- Dołączył: 2006-12-17
- Miasto:
- Liczba postów: 10
13 maja 2012, 12:11
Od dzisiaj zaczynam moja dietkę smacznie dopasowaną
mam nadzieję ze 13 w dacie przyniesie mi szczeście i uda mi się osiagnąć mój cel czyli ze pewnego pieknego dnia stanę na wagę i zobaczę 12 kg mniej niż teraz :) może Ktoś będzie chetny żeby do mnie dołączyć ?:)
- Dołączył: 2012-05-11
- Miasto: Toboły
- Liczba postów: 256
22 czerwca 2012, 14:06
ja to juz czekam na urlop, zastanawiam sie czy nie kupi jakiesgo 4 dniowego pobytu w spa, tylko ze mam psa i nie mam go z kim zostawic bo jestem sama
- Dołączył: 2012-05-11
- Miasto: Toboły
- Liczba postów: 256
22 czerwca 2012, 14:14
a gdzie nasz rezta koleżanek?oj nie łasnie tak zaniedbywac forum, wrecz skandal za kare dostaniecie po 2 kilogramy od każdej z nas
- Dołączył: 2009-11-29
- Miasto: Warszawa
- Liczba postów: 4223
22 czerwca 2012, 14:14
ja byłam w Starachowicach w Hotelu Senator - bardzo mi się podobało.

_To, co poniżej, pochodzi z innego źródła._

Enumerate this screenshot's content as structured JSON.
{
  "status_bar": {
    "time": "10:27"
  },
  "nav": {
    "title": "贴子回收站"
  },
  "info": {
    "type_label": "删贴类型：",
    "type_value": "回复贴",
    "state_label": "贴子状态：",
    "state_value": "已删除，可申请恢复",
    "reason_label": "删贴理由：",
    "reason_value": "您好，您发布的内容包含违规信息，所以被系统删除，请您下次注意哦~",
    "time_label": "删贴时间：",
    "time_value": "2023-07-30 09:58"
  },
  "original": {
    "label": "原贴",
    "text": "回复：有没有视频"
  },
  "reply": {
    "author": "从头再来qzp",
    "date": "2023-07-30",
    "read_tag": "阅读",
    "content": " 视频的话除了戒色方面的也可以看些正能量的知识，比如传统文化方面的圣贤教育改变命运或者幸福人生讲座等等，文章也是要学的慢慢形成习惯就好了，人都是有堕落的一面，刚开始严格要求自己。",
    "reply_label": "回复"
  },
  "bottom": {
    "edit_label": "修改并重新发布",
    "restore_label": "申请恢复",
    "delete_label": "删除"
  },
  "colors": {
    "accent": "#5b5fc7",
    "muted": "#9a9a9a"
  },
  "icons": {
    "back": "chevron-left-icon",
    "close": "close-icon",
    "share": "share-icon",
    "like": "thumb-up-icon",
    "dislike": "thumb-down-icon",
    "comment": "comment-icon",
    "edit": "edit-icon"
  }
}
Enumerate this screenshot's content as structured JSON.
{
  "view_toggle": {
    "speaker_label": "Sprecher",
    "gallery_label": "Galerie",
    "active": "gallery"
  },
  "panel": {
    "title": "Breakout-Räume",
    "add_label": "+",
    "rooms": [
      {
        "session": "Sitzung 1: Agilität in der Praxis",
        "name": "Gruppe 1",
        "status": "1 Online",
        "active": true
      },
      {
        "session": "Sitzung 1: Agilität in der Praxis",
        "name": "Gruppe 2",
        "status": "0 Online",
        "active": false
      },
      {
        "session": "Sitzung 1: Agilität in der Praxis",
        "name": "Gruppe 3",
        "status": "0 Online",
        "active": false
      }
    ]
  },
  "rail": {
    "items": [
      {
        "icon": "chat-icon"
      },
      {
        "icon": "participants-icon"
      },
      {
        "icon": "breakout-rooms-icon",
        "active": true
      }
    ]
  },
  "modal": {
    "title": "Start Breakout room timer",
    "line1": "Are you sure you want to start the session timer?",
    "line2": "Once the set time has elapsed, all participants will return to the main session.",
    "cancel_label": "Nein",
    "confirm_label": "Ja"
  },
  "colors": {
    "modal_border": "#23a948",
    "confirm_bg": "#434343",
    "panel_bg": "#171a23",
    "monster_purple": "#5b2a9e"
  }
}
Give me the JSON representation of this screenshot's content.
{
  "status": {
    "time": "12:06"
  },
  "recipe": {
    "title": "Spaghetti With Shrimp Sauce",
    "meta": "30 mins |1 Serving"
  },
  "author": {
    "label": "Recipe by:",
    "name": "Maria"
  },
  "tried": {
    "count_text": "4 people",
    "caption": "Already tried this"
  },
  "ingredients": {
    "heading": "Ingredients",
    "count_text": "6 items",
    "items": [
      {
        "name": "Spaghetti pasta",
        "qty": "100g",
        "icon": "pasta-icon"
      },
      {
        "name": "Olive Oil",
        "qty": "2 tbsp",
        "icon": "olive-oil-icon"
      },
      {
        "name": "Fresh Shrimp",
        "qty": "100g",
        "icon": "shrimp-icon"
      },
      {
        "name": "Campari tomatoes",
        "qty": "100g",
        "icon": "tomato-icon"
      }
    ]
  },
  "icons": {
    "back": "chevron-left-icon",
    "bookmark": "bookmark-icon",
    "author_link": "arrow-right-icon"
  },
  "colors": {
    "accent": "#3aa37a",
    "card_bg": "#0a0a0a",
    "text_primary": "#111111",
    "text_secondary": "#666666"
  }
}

Czasami mają jakieś kupony zniżkowe na tych portalach i można ustrzelić tańszy pobyt.
- Dołączył: 2012-05-11
- Miasto: Toboły
- Liczba postów: 256
22 czerwca 2012, 14:15
ale pozjadałam literki lol jak bym głodna była
- Dołączył: 2009-11-29
- Miasto: Warszawa
- Liczba postów: 4223
22 czerwca 2012, 14:53
może czas na przekąskę? ;)
- Dołączył: 2009-09-08
- Miasto: Nowy Przykop
- Liczba postów: 295
22 czerwca 2012, 15:29
obrazek o spalaniu kalorii też mnie powalił. Ja wczoraj piekłam ciasto, dobrze, że nie spaliłam tych kalorii. Pójdą komuś w zadek, ale nie mi, bo ja go nie zjem. Będę twarda!!!.....no dobra, tylko spróbuję
![]()
pogoda u mnie w sumie nie taka zła, nie pada i jest ciepło, ale błoto wszędzie, bo padało ostatnie 2 dni :( ale i tak mnie pogoda nie obchodzi za bardzo, bo siedzę wciąż w domu i piszę tę nieszczęsną pracę lic. Na szczęście już nie długo, a jak skończę, to pogoda będzie już letnia
- Dołączył: 2009-09-08
- Miasto: Nowy Przykop
- Liczba postów: 295
22 czerwca 2012, 15:30
ps. pozdrawiam wszystkich i życzę dobrych humorów, mimo złej pogody
![]()
ps.ps. u mnie po dzisiejszym ważeniu kolejne 0,5 kg w dół. Liczyłam na nieco lepszy wynik, ale sru, i tak dopnę swego i schudnę!!! co mnie nie zabije to mnie wzmocni, nie będę się martwić, w tym tygodniu będzie lepiej!
Edytowany przez Anulec31 22 czerwca 2012, 15:32
- Dołączył: 2012-05-30
- Miasto: Bytom
- Liczba postów: 462
22 czerwca 2012, 15:41
Ja właśnie wróciłam z pracy na dodatek mega głodna a nie chce mi się gotować:D trzeba się jakoś zmusić. Co do planów na urlop to mysleliśmy o wyjeździe nad morze (tanim wyjeżdzie) ale chyba za późno się za to zabrałam :(
- Dołączył: 2009-09-08
- Miasto: Nowy Przykop
- Liczba postów: 295
22 czerwca 2012, 15:50
a ja na urlop pojadę dopiero jak "odchowam" trochę synka. Plan jest taki, że zimą pojedziemy z moją mamą na biegówki do Jakuszyc, a dzieciaki zostaną w domu z moim mężusiem i tatą.
Będzie fajnie: tydzień urlopu od dzieci i chłopaków, od gotowania i sprzątania, ale wrócimy radosne i wypoczęte, już to czuję (wypoczęte psychicznie tylko oczywiście, bo jak pisałam na początku- jedziemy na biegówki, a oszczędzać się nie zamierzamy ;-) ale taki wypoczynek najbardziej lubię)
- Dołączył: 2009-09-08
- Miasto: Nowy Przykop
- Liczba postów: 295
22 czerwca 2012, 21:12
ha!! zmieniłam sobie na vitalekką, zobaczymy, może mi się bardziej spodoba, bo SD zaczynała mnie wkurzać.